We tested the hypothesis that right ventricular (RV) pressure overload affects RV function, and further influences left ventricular (LV) geometry that adversely affects LV twist mechanics and segmental function.
Methods and Results
Echocardiographic images were prospectively acquired in 44 (46±12 years; 82%F) patients with evidence of pulmonary hypertension (PH) (estimated pulmonary systolic pressure [PASP] =71±23 mmHg) and in 44 age and gender-matched healthy subjects. Patients with intrinsic LV diseases were excluded. RV lateral wall (RVLAT) longitudinal strain (LS) and interventricular septal (IVS) LS were reduced in PH group compared with controls (-15.9±7.6% vs.-25.5±6.1%, p<0.001 and -17.3±4.4% vs.-20.2±3.9%, p=0.002, respectively), while LV lateral wall (LVLAT) LS was preserved. RVLAT and IVS LS, but not LVLAT LS, correlated with PASP(r=0.56, p<0.01; r=0.32, p<0.01) and LV eccentricity index (LVEI) (r=0.57, p<0.01; r=0.57, p<0.01).

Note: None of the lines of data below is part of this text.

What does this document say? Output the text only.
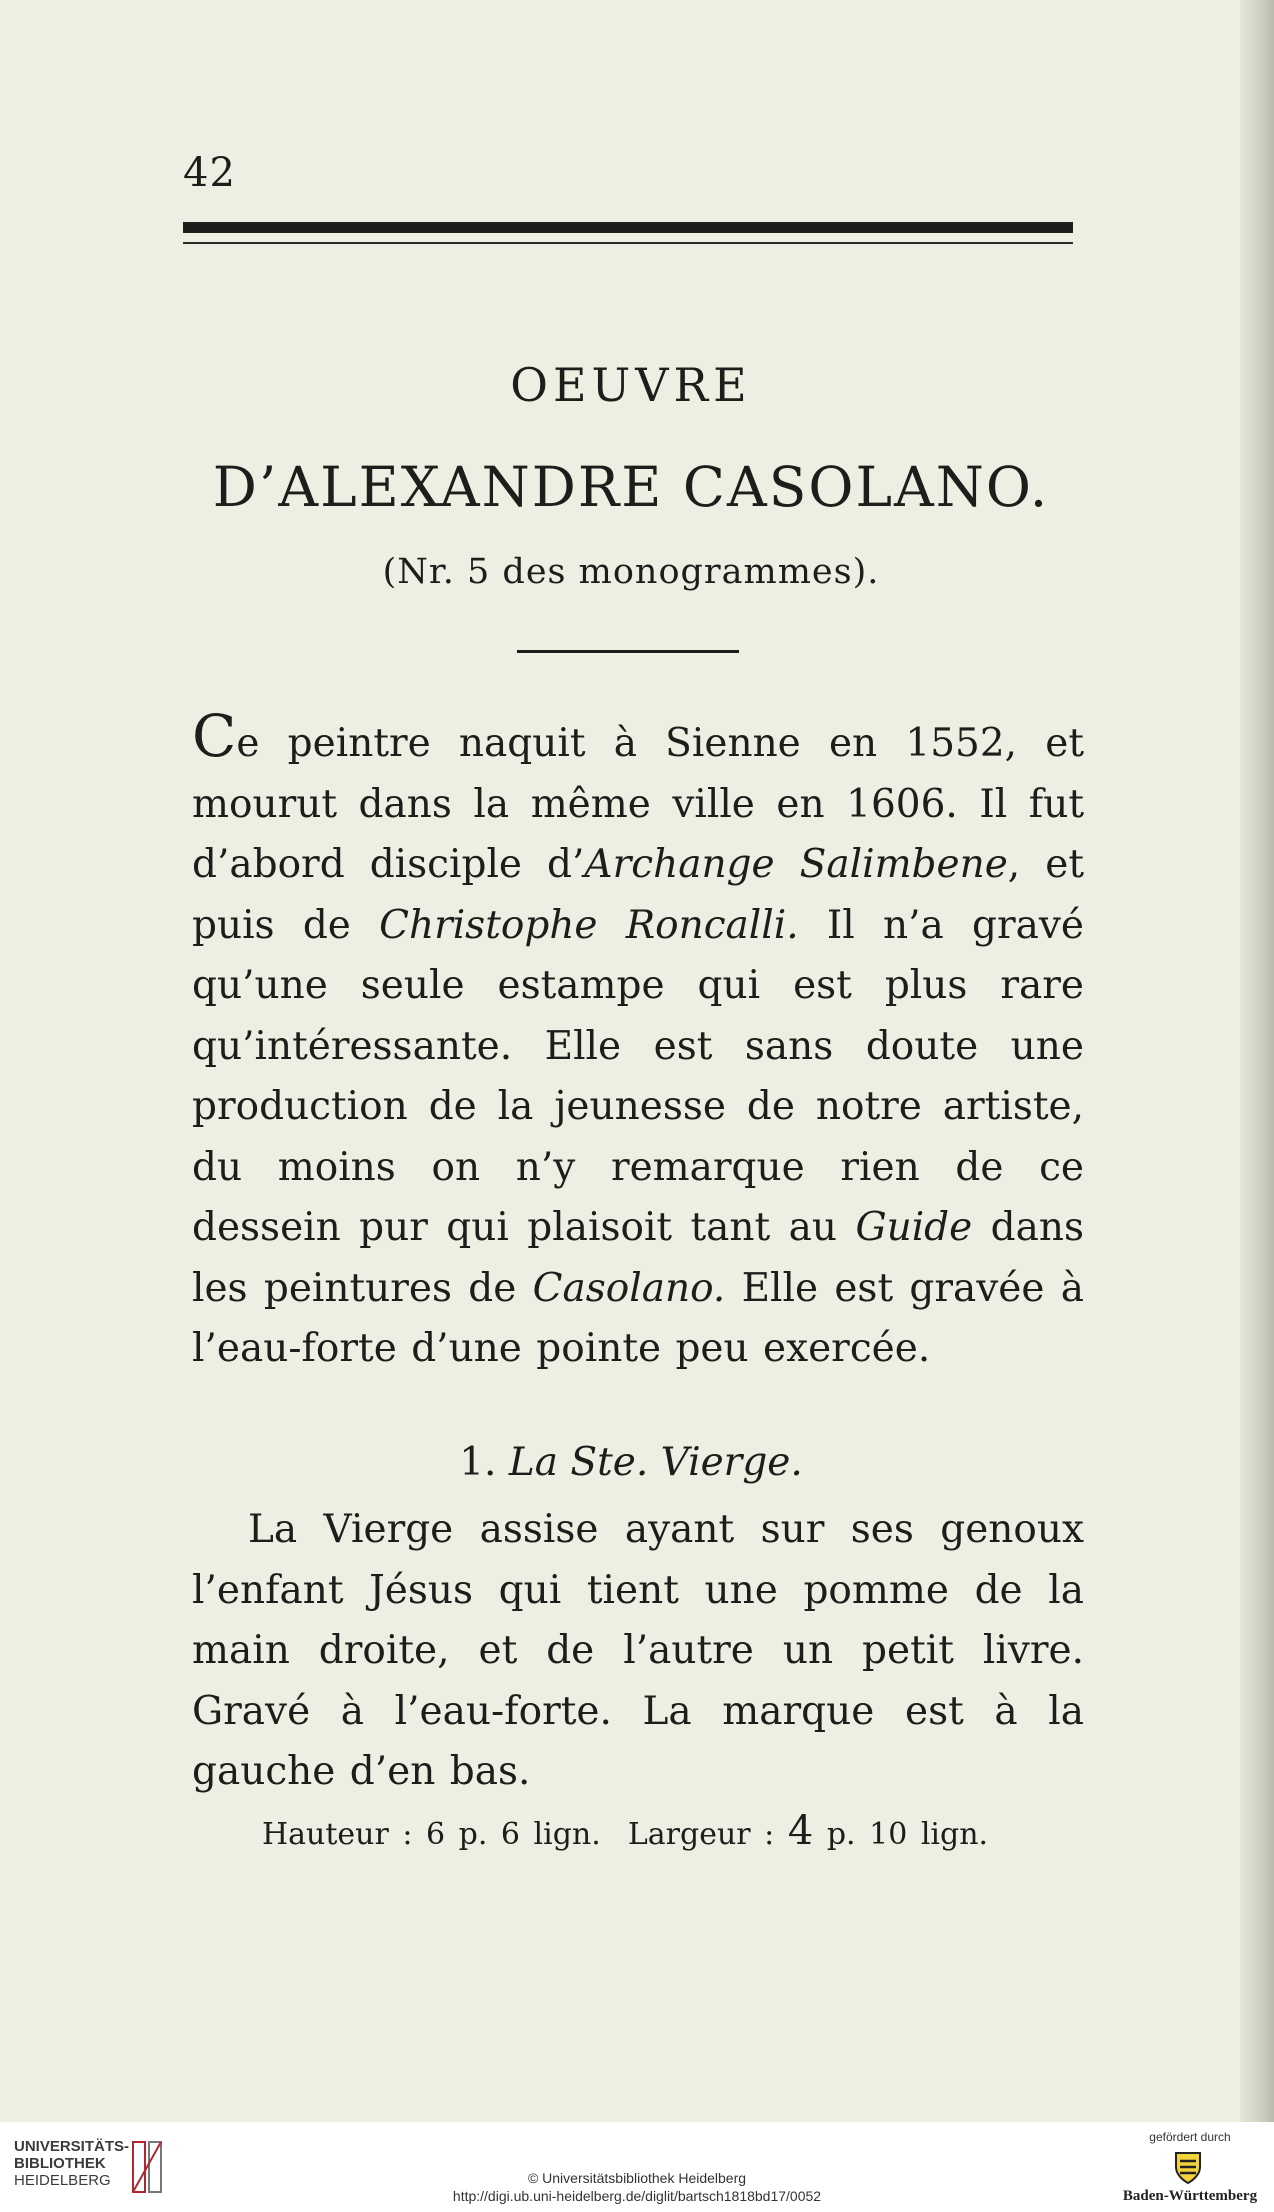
42
OEUVRE
D’ALEXANDRE CASOLANO.
(Nr. 5 des monogrammes).

Ce peintre naquit à Sienne en 1552, et mourut dans la même ville en 1606. Il fut d’abord disciple d’Archange Salimbene, et puis de Christophe Roncalli. Il n’a gravé qu’une seule estampe qui est plus rare qu’intéressante. Elle est sans doute une production de la jeunesse de notre artiste, du moins on n’y remarque rien de ce dessein pur qui plaisoit tant au Guide dans les peintures de Casolano. Elle est gravée à l’eau-forte d’une pointe peu exercée.

1. La Ste. Vierge.

La Vierge assise ayant sur ses genoux l’enfant Jésus qui tient une pomme de la main droite, et de l’autre un petit livre. Gravé à l’eau-forte. La marque est à la gauche d’en bas.

Hauteur : 6 p. 6 lign. Largeur : 4 p. 10 lign.
UNIVERSITÄTS-
BIBLIOTHEK
HEIDELBERG	© Universitätsbibliothek Heidelberg
http://digi.ub.uni-heidelberg.de/diglit/bartsch1818bd17/0052
gefördert durch
Baden-Württemberg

IVS and LVLAT circumferential strains (CS) were both reduced in the PH group. Although IVS CS and LVLAT CS correlated with PASP and LVEI, after adjusting CS for LVEI, differences between groups persisted for IVS CS (p<0.01) but not LVLAT CS (p=0.09). LV torsion was decreased in patients with PH compared with controls (9.6±4.9° vs. 14.7±4.9°, p<0.001). LV torsion inversely correlated with PASP (r=-0.39, p<0.01) and LVEI (r=-0.3, p<0.01). LV untwisting rates were similar in both groups (p=0.7).
Chronic RV pressure overload directly affects RV longitudinal systolic deformation. RV pressure overload further influences IVS and LV geometry, which impairs LV torsion and segmental LS and CS, more for the IVS than the free wall of the LV.